Sospirò sollevato quando l’automobile si fermò davanti alla Casaccia, scese cauto reggendosi allo sportello per l’improvviso dolore alla spalla e alle ginocchia e si diresse verso il portone bitorzoluto, zoppicando. Sua moglie lo guardava dalla finestra con l’espressione sospettosa e sbalordita. Aprì piano l’uscio e sentì Magda dare ordine di cercare un meccanico per bici e carretto rotti e la vide dirigersi alla villa.
«Ester! Sono Maddalena, la nipote di tua sorella. Ti ricordi di me?» Gridò rivolta alla finestra. Se sperava in un segno rimase delusa.
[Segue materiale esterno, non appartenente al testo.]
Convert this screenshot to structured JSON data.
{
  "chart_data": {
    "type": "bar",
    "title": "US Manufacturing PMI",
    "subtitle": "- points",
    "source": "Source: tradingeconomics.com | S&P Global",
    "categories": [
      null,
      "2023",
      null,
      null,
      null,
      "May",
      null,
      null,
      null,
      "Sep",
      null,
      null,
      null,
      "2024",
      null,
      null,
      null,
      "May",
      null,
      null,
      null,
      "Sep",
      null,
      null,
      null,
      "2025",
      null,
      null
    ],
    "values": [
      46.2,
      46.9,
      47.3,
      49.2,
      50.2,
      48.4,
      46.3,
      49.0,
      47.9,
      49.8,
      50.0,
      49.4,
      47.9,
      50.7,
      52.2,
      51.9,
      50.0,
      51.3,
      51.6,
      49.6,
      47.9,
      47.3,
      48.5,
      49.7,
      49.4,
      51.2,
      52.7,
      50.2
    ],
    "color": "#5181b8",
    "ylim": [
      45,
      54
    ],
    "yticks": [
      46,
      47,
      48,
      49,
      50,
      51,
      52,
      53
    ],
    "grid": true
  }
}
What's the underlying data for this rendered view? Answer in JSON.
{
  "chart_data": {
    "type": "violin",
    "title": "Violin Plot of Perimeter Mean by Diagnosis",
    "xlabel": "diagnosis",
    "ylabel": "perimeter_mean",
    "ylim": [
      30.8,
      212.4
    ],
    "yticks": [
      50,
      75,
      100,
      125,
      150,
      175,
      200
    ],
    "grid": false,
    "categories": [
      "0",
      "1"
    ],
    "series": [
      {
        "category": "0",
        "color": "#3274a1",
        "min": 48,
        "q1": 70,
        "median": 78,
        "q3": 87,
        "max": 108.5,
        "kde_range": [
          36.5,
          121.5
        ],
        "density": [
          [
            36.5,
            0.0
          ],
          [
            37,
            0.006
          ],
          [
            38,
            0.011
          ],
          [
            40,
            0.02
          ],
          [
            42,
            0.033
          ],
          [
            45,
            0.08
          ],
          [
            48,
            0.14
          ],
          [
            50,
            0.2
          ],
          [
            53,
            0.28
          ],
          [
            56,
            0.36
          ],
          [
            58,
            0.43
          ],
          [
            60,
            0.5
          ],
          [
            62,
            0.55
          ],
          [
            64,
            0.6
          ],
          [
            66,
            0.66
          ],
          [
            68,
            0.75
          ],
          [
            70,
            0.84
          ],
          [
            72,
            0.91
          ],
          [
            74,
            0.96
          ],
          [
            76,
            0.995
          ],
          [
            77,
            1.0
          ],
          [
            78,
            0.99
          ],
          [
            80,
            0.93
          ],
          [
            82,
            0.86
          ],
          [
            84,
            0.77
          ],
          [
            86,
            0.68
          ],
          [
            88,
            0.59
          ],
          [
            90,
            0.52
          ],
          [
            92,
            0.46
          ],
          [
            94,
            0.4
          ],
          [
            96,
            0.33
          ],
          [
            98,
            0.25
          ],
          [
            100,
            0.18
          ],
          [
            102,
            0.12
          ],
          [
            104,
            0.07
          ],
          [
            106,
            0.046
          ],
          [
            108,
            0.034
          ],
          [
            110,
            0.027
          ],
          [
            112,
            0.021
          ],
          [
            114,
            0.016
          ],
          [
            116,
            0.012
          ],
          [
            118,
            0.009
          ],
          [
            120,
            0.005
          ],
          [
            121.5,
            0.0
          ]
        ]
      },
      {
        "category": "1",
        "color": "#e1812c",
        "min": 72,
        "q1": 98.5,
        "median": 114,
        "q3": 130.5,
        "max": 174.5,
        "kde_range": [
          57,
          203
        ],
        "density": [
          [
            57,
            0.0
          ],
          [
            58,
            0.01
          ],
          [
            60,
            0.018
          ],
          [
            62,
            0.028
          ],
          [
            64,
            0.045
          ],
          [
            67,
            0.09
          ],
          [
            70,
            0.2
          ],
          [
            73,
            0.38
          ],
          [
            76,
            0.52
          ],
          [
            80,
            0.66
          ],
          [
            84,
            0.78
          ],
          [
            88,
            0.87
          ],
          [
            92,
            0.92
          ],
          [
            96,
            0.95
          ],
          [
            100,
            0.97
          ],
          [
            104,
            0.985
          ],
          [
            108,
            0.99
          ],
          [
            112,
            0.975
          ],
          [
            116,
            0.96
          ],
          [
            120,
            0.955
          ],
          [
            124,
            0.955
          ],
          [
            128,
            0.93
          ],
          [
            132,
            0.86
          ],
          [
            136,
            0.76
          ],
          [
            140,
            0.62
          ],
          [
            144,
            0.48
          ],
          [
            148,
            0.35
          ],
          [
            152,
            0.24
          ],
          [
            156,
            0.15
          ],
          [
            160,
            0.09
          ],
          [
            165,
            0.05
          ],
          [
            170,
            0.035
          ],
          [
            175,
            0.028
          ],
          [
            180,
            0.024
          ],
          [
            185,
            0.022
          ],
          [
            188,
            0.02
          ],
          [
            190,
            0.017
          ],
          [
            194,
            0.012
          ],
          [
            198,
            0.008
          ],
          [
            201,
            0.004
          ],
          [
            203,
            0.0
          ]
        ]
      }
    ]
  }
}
Giuàn imbarazzato, salì il primo scalino e quasi inciampò sul secondo quando vide l’espressione severa di Maria crocifiggerlo senza appello. D’un tratto si voltarono verso Magda che mostrava la rosa, nascosta fino a quel momento dietro alla schiena.
«Te la ricordi, Ester? È la tua Grand Chateau. L’ho riportata a casa». Alzò il mento sicura, certa di aver provocato lo spettro. Giuàn avrebbe giurato che per un momento il vetro grigio fumo fosse diventato trasparente, mostrando volto della dama così come era dipinta nel quadro in cima alla scalinata centrale della villa.

I bambini correvano eccitati intorno alla grossa auto ferma davanti alla Casaccia, mentre Domenico raccontava storie incredibili di piloti e di corse, ogni tanto soffiava annoiato in attesa che la sua padrona si decidesse ad uscire da quella vecchia casa di contadini.
Scrollò gli abiti appiccicosi per il caldo umido e grattò con foga la camicia per la puntura di un insetto. Il modesto piatto di uova e vitalbe non l’aveva saziato e non vedeva l’ora di tornare in albergo per finire il prelibato prosciutto di Parma che aveva rubato nelle cucine il giorno prima.
La fiamma delle candele proveniente dalla stanza tremolava di continuo e ad un tratto si spense, poi un grido spettrale dal muro di edera gelò la tenuta. Domenico bussò con forza al portone ed Elvira socchiuse appena, ansiosa di tenere i figli al sicuro. Lo fece accomodare al tavolo di nuovo illuminato e sporco di cera, e gettò uno sguardo offeso al marito suggestionato dai racconti della donna.
Magda non aveva l’aspetto di una contadina, indossava un abito scuro a fiori, morbido e avvolgente che scopriva le gambe magre, scarpe con il tacco e un giro di perle al collo, i capelli erano legati in uno chignon e portava guanti e cappello che aveva gettata. Non poteva biasimare Giovanni, che la fissava a bocca aperta mentre lei raccontava tra uno spavento e l’altro, le storie scritte sui diari di Dama Ester. Ad un certo punto non resistette più, girò nervosa per la cucina, afferrò lo strofinaccio e lo piegò lasciandolo sopra al ripiano, spostò il vassoio del caffè per metterlo prima nell’acquaio poi dentro il mobile, poi di nuovo sul tavolo. Sistemò le sedie e quando ricominciò con lo strofinaccio, Giuàn la interruppe.
«Perché non ti siedi», chiese curioso, «sei strana».
«Ah! Davvero?». Rispose Elvira a pugni chiusi premuti sui fianchi.
«Cos’hai?», domandò lui insofferente.
«Niente» e tornò seduta incrociando lo sguardo tagliente di Magda che la osservava con sufficienza.
«Sono stanca, vado a dormire», Esclamò con lo stomaco in subbuglio. L’avrebbe strangolata.